ALAMOGORDO, New Mexico -- About one year ago, Professor Gordon provoked an altercation with Kahuna over highly non-standard usage of Structured Query Language (SQL). Gordon's requirement was no mere convoluted outer-join, but the sort of relational hocus-pocus that might have rattled even the late E. F. Codd. Naturally, buffoonery followed:
Gordon (G): Can you do a bitwise-AND across rows in SQL?
Kahuna (K): Eh? WTF for? X-(
G: To derive system permissions.
K: Hmmm, I don't know if your platform can do this. You might need to write a stored procedure.
K: This is quite an unorthodox requirement; I suggest a meeting with the Patriarch for spiritual guidance.

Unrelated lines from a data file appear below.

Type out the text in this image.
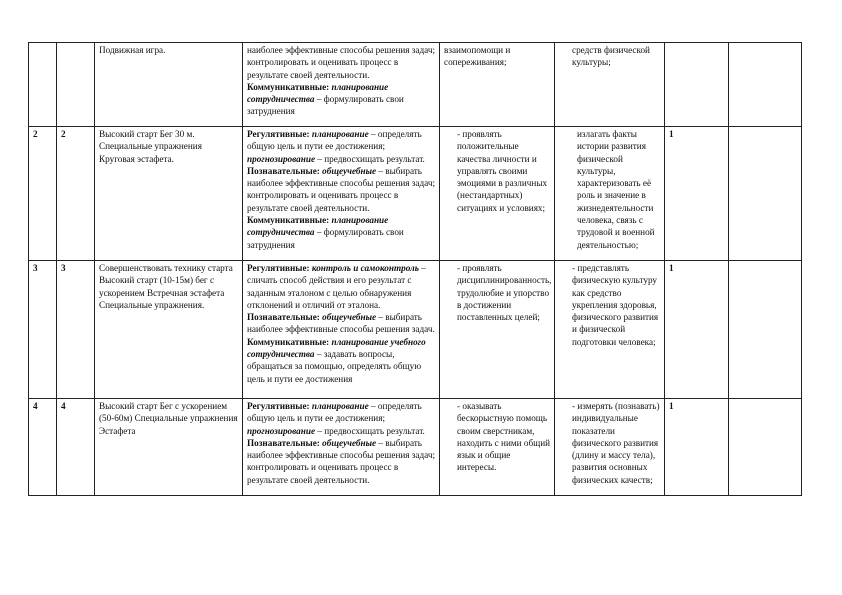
		Подвижная игра.	наиболее эффективные способы решения задач; контролировать и оценивать процесс в результате своей деятельности.
Коммуникативные: планирование сотрудничества – формулировать свои затруднения	взаимопомощи и сопереживания;	средств физической культуры;		
2	2	Высокий старт Бег 30 м. Специальные упражнения Круговая эстафета.	Регулятивные: планирование – определять общую цель и пути ее достижения; прогнозирование – предвосхищать результат.
Познавательные: общеучебные – выбирать наиболее эффективные способы решения задач; контролировать и оценивать процесс в результате своей деятельности.
Коммуникативные: планирование сотрудничества – формулировать свои затруднения	- проявлять положительные качества личности и управлять своими эмоциями в различных (нестандартных) ситуациях и условиях;	излагать факты истории развития физической культуры, характеризовать её роль и значение в жизнедеятельности человека, связь с трудовой и военной деятельностью;	1	
3	3	Совершенствовать технику старта Высокий старт (10-15м) бег с ускорением Встречная эстафета Специальные упражнения.	Регулятивные: контроль и самоконтроль – сличать способ действия и его результат с заданным эталоном с целью обнаружения отклонений и отличий от эталона.
Познавательные: общеучебные – выбирать наиболее эффективные способы решения задач. Коммуникативные: планирование учебного сотрудничества – задавать вопросы, обращаться за помощью, определять общую цель и пути ее достижения	- проявлять дисциплинированность, трудолюбие и упорство в достижении поставленных целей;	- представлять физическую культуру как средство укрепления здоровья, физического развития и физической подготовки человека;	1	
4	4	Высокий старт Бег с ускорением (50-60м) Специальные упражнения Эстафета	Регулятивные: планирование – определять общую цель и пути ее достижения; прогнозирование – предвосхищать результат.
Познавательные: общеучебные – выбирать наиболее эффективные способы решения задач; контролировать и оценивать процесс в результате своей деятельности.	- оказывать бескорыстную помощь своим сверстникам, находить с ними общий язык и общие интересы.	- измерять (познавать) индивидуальные показатели физического развития (длину и массу тела), развития основных физических качеств;	1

G: I will cursor you if you don't watch it.
K: I will invert your B-tree.
G: I will trigger your end.
K: And I will end your process.
G: I will drop a table on you.
K: If you can figure out the SQL.
G: No one will be able to trace you once I'm finished with you.
K: With your defective execution plan?
G: Nonsense, I'm quite optimized thank you.

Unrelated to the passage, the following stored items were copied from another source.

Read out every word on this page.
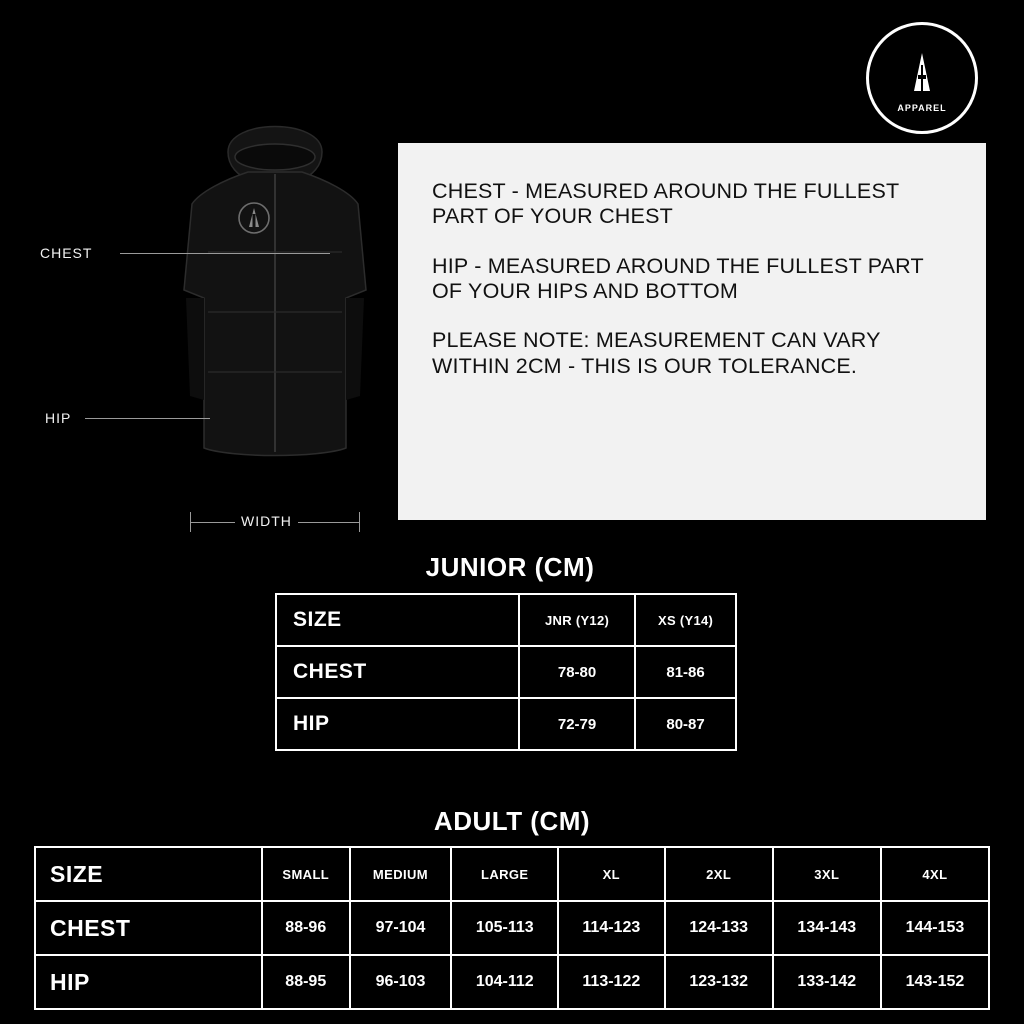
APPAREL
CHEST
HIP
WIDTH

CHEST - MEASURED AROUND THE FULLEST PART OF YOUR CHEST

HIP - MEASURED AROUND THE FULLEST PART OF YOUR HIPS AND BOTTOM

PLEASE NOTE: MEASUREMENT CAN VARY WITHIN 2CM - THIS IS OUR TOLERANCE.

JUNIOR (CM)
SIZE	JNR (Y12)	XS (Y14)
CHEST	78-80	81-86
HIP	72-79	80-87
ADULT (CM)
SIZE	SMALL	MEDIUM	LARGE	XL	2XL	3XL	4XL
CHEST	88-96	97-104	105-113	114-123	124-133	134-143	144-153
HIP	88-95	96-103	104-112	113-122	123-132	133-142	143-152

K: There's a good chance you'll fumble and drop that table on your big toe.
Kahuna's proposal for intervention by the Patriarch of the Orthodox Church was not well received by Gordon, a known dabbler in the insufficiently lit arts.

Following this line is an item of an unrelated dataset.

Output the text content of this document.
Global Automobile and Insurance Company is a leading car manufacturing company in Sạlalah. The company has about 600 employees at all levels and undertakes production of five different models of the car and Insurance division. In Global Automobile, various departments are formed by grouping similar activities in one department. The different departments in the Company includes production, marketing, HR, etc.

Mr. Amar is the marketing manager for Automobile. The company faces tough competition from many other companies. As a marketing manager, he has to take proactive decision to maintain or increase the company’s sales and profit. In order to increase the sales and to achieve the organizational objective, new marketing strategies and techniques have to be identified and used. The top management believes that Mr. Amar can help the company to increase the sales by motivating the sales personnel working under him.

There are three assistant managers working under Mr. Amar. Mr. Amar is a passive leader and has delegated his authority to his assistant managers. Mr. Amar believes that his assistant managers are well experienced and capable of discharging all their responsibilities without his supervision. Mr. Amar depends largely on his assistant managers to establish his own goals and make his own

Follow-up reports from the arch-zoologist's lair seemed to suggest that Gordon had implemented his nefarious SELECT statements using relationally-suspicious database technology spawned in the darkness of Redmond. This news is understood to have been met with considerable annoyance by Kahuna, who views Gordon as an affront to the known normal forms.
No data was duplicated during this production, although Gordon refuses to be dependent on his primary key.